Mis sollozos se rompieron, las lágrimas demolieron la última de mi fuerza, mi corazón que se sentía entumecido latía con angustia, pero ¿qué? Nada cambiaría. Había perdido todo en una sola noche.
Los ojos de los tres se abrieron de par en par, todos los colores dejaron sus rostros. Parecían pálidos, completamente pálidos.
Me derrumbé y caí de rodillas; abrazándome a mí misma para encontrar algún tipo de calor, el calor de mi papá cuando solía estar aquí para mí, pero ahora, no estaba.
Los trillizos parecían estar sin palabras y dudando sobre qué decir.
—Olivia, cuéntanos qué pasó —preguntó Lucas arrodillándose e intentando que me levantara. Sus manos temblaban.
—Les diré a todos lo que pasó —la voz más malvada resonó desde atrás; solo la voz me disgustaba hasta la médula.

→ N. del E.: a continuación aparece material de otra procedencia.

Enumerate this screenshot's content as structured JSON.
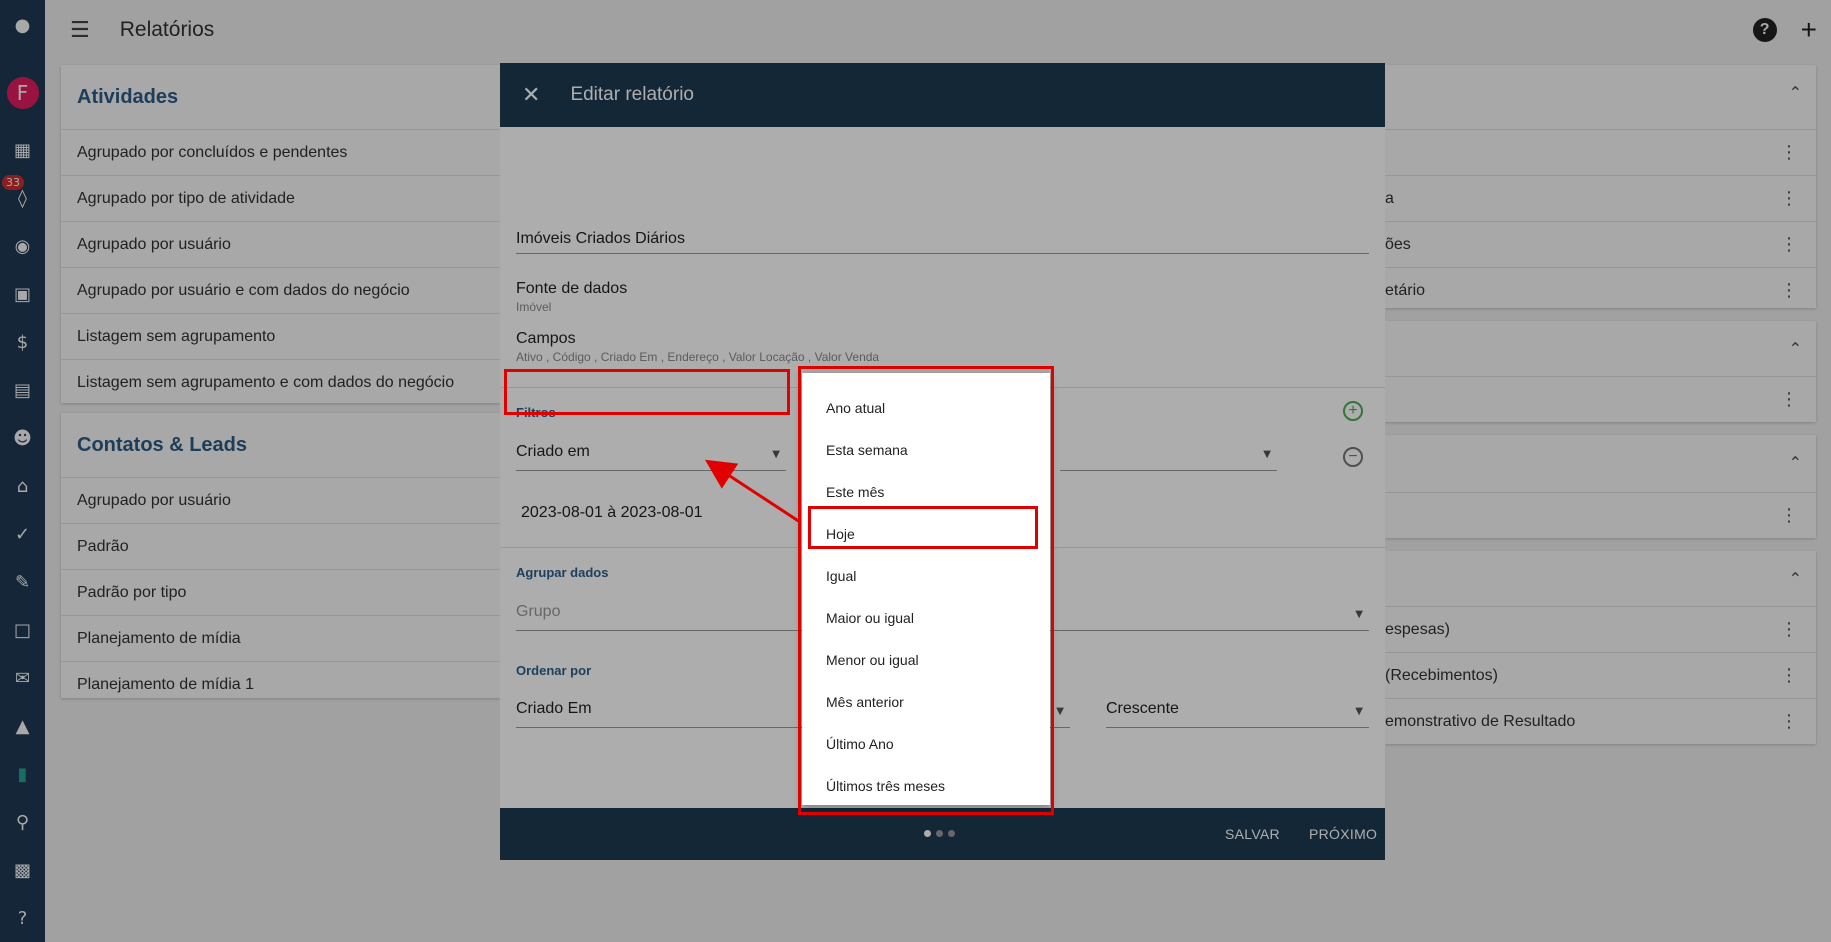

Mi cabeza se giró y vi esos ojos verdes repugnantes y malvados pertenecientes al Bruto—el Gamma. Los ojos escondían todas las intenciones malvadas debajo de ellos sin dejar que nadie se diera cuenta ni un poco.
Se acercó a nosotros y vi lágrimas deslizándose por sus mejillas; todo su acto falso parecía extremadamente real—suficiente para engañar a cualquiera, pero ¿los trillizos le creerían? Bueno, no sabía que pronto me golpearía la realidad.
—Su padre mató brutalmente a nuestra Luna —gritó mientras me señalaba con ojos llenos de ira.
Lucas, Benjamin, Alex, los tres se veían blancos como el papel al escuchar las palabras que salían de la boca del Gamma.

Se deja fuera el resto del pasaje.